Les possesseurs de Mac peuvent donc désormais s’adonner aux joies du retrogaming en mode natif. Pour l’heure, plus de 60 titres sont proposés sur GOG.com, dont plus de la moitité pour la première fois sur Mac OS X. On y retrouve de vieilles gloires, telles que SimCity 2000, Syndicate, Populus ou encore Fallout. On ne peut toutefois pas s’empêcher de rester interdit devant les configurations nécessaires pour jouer à ces antiquités (au noble sens du terme). L’âme de mon Quadra 650 avec ses 8 Mo de mémoire et son processeur à 33 Mhz doit doucement rigoler en voyant qu’il faut désormais un Intel Core Duo avec 1 Go de RAM pour faire tourner SimCity 2000.

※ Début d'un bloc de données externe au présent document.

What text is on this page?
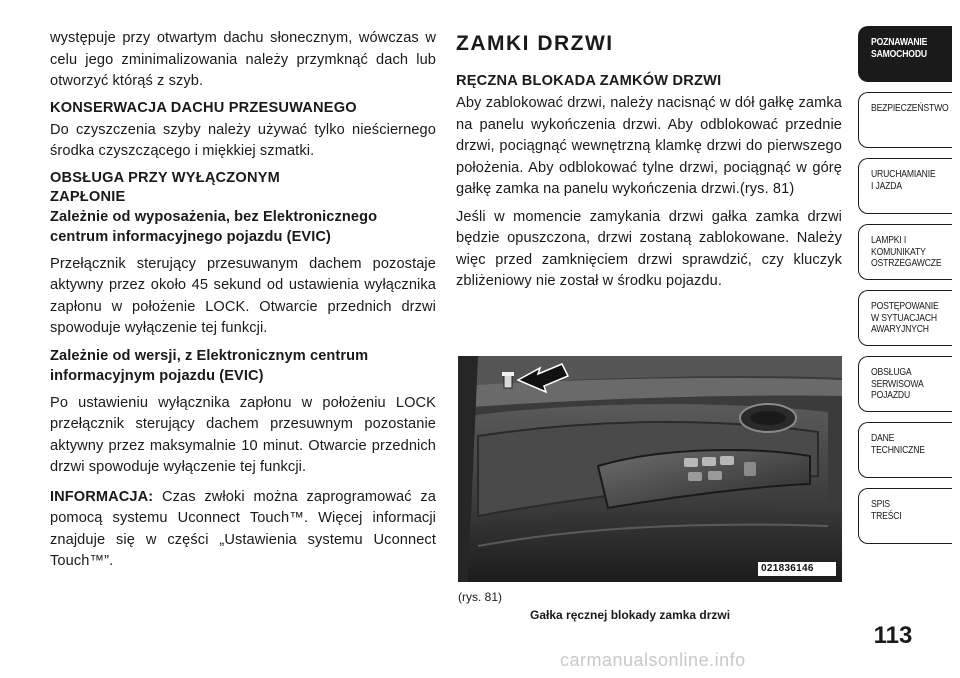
występuje przy otwartym dachu słonecznym, wówczas w celu jego zminimalizowania należy przymknąć dach lub otworzyć którąś z szyb.

KONSERWACJA DACHU PRZESUWANEGO

Do czyszczenia szyby należy używać tylko nieściernego środka czyszczącego i miękkiej szmatki.

OBSŁUGA PRZY WYŁĄCZONYM ZAPŁONIE
Zależnie od wyposażenia, bez Elektronicznego centrum informacyjnego pojazdu (EVIC)

Przełącznik sterujący przesuwanym dachem pozostaje aktywny przez około 45 sekund od ustawienia wyłącznika zapłonu w położenie LOCK. Otwarcie przednich drzwi spowoduje wyłączenie tej funkcji.

Zależnie od wersji, z Elektronicznym centrum informacyjnym pojazdu (EVIC)

Po ustawieniu wyłącznika zapłonu w położeniu LOCK przełącznik sterujący dachem przesuwnym pozostanie aktywny przez maksymalnie 10 minut. Otwarcie przednich drzwi spowoduje wyłączenie tej funkcji.

INFORMACJA: Czas zwłoki można zaprogramować za pomocą systemu Uconnect Touch™. Więcej informacji znajduje się w części „Ustawienia systemu Uconnect Touch™”.

ZAMKI DRZWI
RĘCZNA BLOKADA ZAMKÓW DRZWI

Aby zablokować drzwi, należy nacisnąć w dół gałkę zamka na panelu wykończenia drzwi. Aby odblokować przednie drzwi, pociągnąć wewnętrzną klamkę drzwi do pierwszego położenia. Aby odblokować tylne drzwi, pociągnąć w górę gałkę zamka na panelu wykończenia drzwi.(rys. 81)

Jeśli w momencie zamykania drzwi gałka zamka drzwi będzie opuszczona, drzwi zostaną zablokowane. Należy więc przed zamknięciem drzwi sprawdzić, czy kluczyk zbliżeniowy nie został w środku pojazdu.

021836146
(rys. 81)
Gałka ręcznej blokady zamka drzwi
POZNAWANIE
SAMOCHODU
BEZPIECZEŃSTWO
URUCHAMIANIE
I JAZDA
LAMPKI I
KOMUNIKATY
OSTRZEGAWCZE
POSTĘPOWANIE
W SYTUACJACH
AWARYJNYCH
OBSŁUGA
SERWISOWA
POJAZDU
DANE
TECHNICZNE
SPIS
TREŚCI
113
carmanualsonline.info
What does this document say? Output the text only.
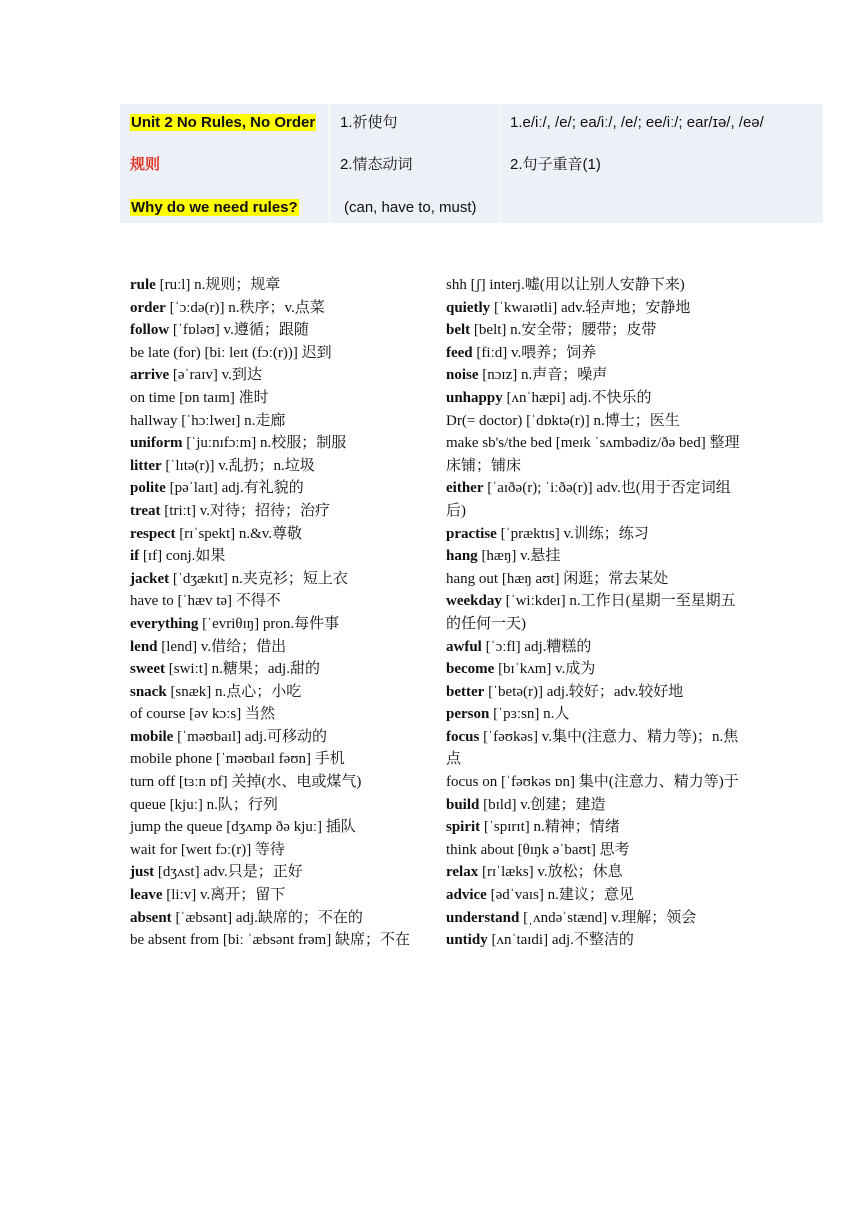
Unit 2 No Rules, No Order
规则
Why do we need rules?
1.祈使句
2.情态动词
(can, have to, must)
1.e/iː/, /e/; ea/iː/, /e/; ee/iː/; ear/ɪə/, /eə/
2.句子重音(1)

rule [ruːl] n.规则；规章

order [ˈɔːdə(r)] n.秩序；v.点菜

follow [ˈfɒləʊ] v.遵循；跟随

be late (for) [biː leɪt (fɔː(r))] 迟到

arrive [əˈraɪv] v.到达

on time [ɒn taɪm] 准时

hallway [ˈhɔːlweɪ] n.走廊

uniform [ˈjuːnɪfɔːm] n.校服；制服

litter [ˈlɪtə(r)] v.乱扔；n.垃圾

polite [pəˈlaɪt] adj.有礼貌的

treat [triːt] v.对待；招待；治疗

respect [rɪˈspekt] n.&v.尊敬

if [ɪf] conj.如果

jacket [ˈdʒækɪt] n.夹克衫；短上衣

have to [ˈhæv tə] 不得不

everything [ˈevriθɪŋ] pron.每件事

lend [lend] v.借给；借出

sweet [swiːt] n.糖果；adj.甜的

snack [snæk] n.点心；小吃

of course [əv kɔːs] 当然

mobile [ˈməʊbaɪl] adj.可移动的

mobile phone [ˈməʊbaɪl fəʊn] 手机

turn off [tɜːn ɒf] 关掉(水、电或煤气)

queue [kjuː] n.队；行列

jump the queue [dʒʌmp ðə kjuː] 插队

wait for [weɪt fɔː(r)] 等待

just [dʒʌst] adv.只是；正好

leave [liːv] v.离开；留下

absent [ˈæbsənt] adj.缺席的；不在的

be absent from [biː ˈæbsənt frəm] 缺席；不在

shh [ʃ] interj.嘘(用以让别人安静下来)

quietly [ˈkwaɪətli] adv.轻声地；安静地

belt [belt] n.安全带；腰带；皮带

feed [fiːd] v.喂养；饲养

noise [nɔɪz] n.声音；噪声

unhappy [ʌnˈhæpi] adj.不快乐的

Dr(= doctor) [ˈdɒktə(r)] n.博士；医生

make sb's/the bed [meɪk ˈsʌmbədiz/ðə bed] 整理床铺；铺床

either [ˈaɪðə(r); ˈiːðə(r)] adv.也(用于否定词组后)

practise [ˈpræktɪs] v.训练；练习

hang [hæŋ] v.悬挂

hang out [hæŋ aʊt] 闲逛；常去某处

weekday [ˈwiːkdeɪ] n.工作日(星期一至星期五的任何一天)

awful [ˈɔːfl] adj.糟糕的

become [bɪˈkʌm] v.成为

better [ˈbetə(r)] adj.较好；adv.较好地

person [ˈpɜːsn] n.人

focus [ˈfəʊkəs] v.集中(注意力、精力等)；n.焦点

focus on [ˈfəʊkəs ɒn] 集中(注意力、精力等)于

build [bɪld] v.创建；建造

spirit [ˈspɪrɪt] n.精神；情绪

think about [θɪŋk əˈbaʊt] 思考

relax [rɪˈlæks] v.放松；休息

advice [ədˈvaɪs] n.建议；意见

understand [ˌʌndəˈstænd] v.理解；领会

untidy [ʌnˈtaɪdi] adj.不整洁的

Parmi les titres récents figurent des productions indépendantes telles que Botanicula d’Amanita Design (les développeurs de Machinarium) ou Faster Than Light, fraîchement sorti. CD Projekt a d’ailleurs profité de la conférence pour annoncer la disponibilité sur Mac de sa dernière (grosse) production en date, à savoir The Witcher 2: Assassins of Kings Enhanced Edition, un RPG-action de grande renommée (9/10 dans le numéro 235 de Canard PC).

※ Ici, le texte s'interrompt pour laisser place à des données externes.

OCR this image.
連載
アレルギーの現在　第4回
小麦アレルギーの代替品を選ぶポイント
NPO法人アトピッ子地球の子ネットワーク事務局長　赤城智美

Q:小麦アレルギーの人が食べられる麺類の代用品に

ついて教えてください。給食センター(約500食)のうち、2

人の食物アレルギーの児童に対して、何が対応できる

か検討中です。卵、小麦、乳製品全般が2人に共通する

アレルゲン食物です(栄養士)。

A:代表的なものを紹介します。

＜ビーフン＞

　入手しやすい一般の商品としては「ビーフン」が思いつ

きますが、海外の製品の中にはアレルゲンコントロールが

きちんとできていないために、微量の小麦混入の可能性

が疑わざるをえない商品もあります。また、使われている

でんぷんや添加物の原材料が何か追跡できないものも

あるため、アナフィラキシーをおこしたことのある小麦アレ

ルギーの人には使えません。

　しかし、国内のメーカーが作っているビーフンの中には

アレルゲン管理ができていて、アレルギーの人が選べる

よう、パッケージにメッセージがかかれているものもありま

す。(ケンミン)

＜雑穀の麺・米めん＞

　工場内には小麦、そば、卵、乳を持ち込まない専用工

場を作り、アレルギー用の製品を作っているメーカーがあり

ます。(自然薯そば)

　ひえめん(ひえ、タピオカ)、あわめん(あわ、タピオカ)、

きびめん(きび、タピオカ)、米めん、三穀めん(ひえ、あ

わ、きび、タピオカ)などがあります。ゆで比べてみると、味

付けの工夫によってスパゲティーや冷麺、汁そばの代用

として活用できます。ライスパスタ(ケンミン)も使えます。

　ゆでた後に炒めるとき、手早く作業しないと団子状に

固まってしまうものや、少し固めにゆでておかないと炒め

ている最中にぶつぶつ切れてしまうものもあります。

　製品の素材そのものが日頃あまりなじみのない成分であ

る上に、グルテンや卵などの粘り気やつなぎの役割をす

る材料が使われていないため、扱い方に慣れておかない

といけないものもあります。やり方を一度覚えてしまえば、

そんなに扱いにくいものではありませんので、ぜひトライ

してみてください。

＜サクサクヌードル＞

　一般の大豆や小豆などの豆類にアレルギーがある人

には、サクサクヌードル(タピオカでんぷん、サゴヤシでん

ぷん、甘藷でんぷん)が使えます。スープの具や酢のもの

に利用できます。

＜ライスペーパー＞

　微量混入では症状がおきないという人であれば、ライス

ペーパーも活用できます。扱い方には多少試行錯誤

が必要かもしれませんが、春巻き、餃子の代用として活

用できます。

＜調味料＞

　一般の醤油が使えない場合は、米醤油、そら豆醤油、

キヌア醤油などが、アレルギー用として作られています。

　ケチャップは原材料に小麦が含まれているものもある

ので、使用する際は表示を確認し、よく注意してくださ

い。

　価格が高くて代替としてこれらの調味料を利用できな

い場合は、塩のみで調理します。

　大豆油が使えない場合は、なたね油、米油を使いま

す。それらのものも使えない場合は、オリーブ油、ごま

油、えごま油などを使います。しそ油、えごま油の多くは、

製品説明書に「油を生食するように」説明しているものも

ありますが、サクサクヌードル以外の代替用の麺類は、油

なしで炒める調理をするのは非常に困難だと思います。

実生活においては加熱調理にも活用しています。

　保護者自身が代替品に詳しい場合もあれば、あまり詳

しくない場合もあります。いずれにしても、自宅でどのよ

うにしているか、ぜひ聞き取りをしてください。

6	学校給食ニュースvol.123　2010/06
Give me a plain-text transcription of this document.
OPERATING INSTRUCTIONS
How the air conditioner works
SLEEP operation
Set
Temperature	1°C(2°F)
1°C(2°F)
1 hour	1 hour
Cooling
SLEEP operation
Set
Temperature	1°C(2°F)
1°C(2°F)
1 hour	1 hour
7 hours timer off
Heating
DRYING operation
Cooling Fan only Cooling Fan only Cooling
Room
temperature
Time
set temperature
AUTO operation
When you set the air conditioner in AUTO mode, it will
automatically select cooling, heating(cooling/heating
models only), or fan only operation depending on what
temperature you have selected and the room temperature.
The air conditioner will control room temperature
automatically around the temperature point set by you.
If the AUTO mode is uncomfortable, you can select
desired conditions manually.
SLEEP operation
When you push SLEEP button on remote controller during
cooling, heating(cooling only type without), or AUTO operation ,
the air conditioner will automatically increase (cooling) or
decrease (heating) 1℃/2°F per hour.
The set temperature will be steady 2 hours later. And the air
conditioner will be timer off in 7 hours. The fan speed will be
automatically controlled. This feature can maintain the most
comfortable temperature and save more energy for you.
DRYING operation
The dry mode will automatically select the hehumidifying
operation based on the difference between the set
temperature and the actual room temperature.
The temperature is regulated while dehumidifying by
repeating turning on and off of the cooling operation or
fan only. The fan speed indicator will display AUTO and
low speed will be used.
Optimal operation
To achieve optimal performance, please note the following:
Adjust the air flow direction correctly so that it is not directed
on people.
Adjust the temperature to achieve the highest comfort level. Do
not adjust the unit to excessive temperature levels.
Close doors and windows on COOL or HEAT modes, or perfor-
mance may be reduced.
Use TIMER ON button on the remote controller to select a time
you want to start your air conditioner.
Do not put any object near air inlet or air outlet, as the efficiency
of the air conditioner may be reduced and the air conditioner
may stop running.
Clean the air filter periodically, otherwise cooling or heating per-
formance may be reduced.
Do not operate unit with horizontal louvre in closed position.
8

Contrairement à Steam, les jeux GOG.com ne nécessitent pas un logiciel client pour être achetés et lancés. Mais l’éditeur propose un gestionnaire de téléchargement, totalement optionnel, qui permet d’accélérer lesdits téléchargements, de reprendre ceux qui ont été interrompus ou de recevoir des notifications de mises à jour des jeux. Pour l’avoir essayé en téléchargeant le premier épisode de The Wicher, le système est efficace et permet d’obtenir des gains de vitesse réels.

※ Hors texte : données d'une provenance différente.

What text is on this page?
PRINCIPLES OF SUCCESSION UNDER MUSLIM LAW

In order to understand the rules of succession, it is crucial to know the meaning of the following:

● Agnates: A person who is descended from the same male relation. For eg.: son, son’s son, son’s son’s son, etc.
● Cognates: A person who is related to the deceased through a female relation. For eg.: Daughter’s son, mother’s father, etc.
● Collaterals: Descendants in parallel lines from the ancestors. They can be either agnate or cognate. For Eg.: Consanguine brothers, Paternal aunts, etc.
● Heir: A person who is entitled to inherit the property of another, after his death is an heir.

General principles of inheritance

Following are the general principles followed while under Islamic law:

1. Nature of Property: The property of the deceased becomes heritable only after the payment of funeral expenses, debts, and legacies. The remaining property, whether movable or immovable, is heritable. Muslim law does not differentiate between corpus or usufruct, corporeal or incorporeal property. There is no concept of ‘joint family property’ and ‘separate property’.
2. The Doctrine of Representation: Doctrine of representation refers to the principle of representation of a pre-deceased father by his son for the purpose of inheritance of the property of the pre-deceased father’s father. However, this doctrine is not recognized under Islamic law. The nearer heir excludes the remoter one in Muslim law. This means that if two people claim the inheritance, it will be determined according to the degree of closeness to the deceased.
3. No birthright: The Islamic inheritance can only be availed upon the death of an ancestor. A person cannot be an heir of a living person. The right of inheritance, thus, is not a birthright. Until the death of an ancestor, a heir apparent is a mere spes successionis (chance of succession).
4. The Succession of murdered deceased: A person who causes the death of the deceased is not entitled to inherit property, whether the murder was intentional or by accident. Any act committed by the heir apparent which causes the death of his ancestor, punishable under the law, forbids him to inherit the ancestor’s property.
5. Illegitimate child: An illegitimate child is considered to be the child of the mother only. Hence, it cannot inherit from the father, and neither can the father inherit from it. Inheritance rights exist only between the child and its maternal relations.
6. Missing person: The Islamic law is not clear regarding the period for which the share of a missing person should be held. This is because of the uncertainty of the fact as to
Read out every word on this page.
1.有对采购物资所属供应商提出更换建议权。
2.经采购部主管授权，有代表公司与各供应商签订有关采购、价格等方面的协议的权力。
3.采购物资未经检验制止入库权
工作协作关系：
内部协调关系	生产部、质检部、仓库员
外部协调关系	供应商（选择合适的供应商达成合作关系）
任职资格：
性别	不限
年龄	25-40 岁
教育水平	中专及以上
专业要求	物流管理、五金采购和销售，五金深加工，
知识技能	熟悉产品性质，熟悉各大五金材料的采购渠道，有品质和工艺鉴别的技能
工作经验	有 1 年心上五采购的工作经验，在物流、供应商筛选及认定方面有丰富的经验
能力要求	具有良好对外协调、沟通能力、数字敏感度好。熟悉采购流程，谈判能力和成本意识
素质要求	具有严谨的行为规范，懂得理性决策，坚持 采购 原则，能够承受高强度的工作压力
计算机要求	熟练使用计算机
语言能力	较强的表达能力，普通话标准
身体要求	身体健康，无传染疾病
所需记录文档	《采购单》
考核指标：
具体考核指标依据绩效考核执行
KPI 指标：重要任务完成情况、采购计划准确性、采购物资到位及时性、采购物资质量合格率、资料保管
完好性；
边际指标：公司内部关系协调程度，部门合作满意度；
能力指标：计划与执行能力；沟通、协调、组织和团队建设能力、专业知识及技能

L’arrivée de GOG.com sur le système d’Apple laisse cependant un goût amer aux utilisateurs de GNU/Linux, dont beaucoup étaient persuadés, ou du moins espéraient, que l’annonce de CD Projekt allait concerner leur plate-forme. En effet, le support de GNU/Linux fait partie des demandes les plus insistantes sur la page de souhaits de GOG.com, bien avant, d’ailleurs, celui de Mac OS. On peut penser que CD Projekt a voulu se montrer pragmatique et privilégier un système d’exploitation ayant plus de parts de marché, et que le support de GNU/Linux interviendra dans un second temps (qu’on espère le plus court possible). La demande, en tout cas, est bien là : il suffit de constater qu’à chaque Humble Indie Bundle, les utilisateurs de GNU/Linux sont systématiquement les plus gros donateurs.

Pour l’heure, il leur faudra donc encore passer par les systèmes d’émulation tels que Wine (ou ses front-ends commen PlayOnLinux) ou ScummVM pour ce qui est des vieux jeux d’aventure. Pour ce qui est du Mac, une partie du catalogue des jeux supportés par ces programmes (auxquels il faut ajouter Boxer) devient de fait obsolète. Ainsi, il n’est plus besoin de passer par PlayOnMac pour faire tourner Fallout. Mais ces logiciels n’en demeurent pas moins indispensables, ne serait-ce que parce qu’ils proposent des titres que GOG.com ne possède pas.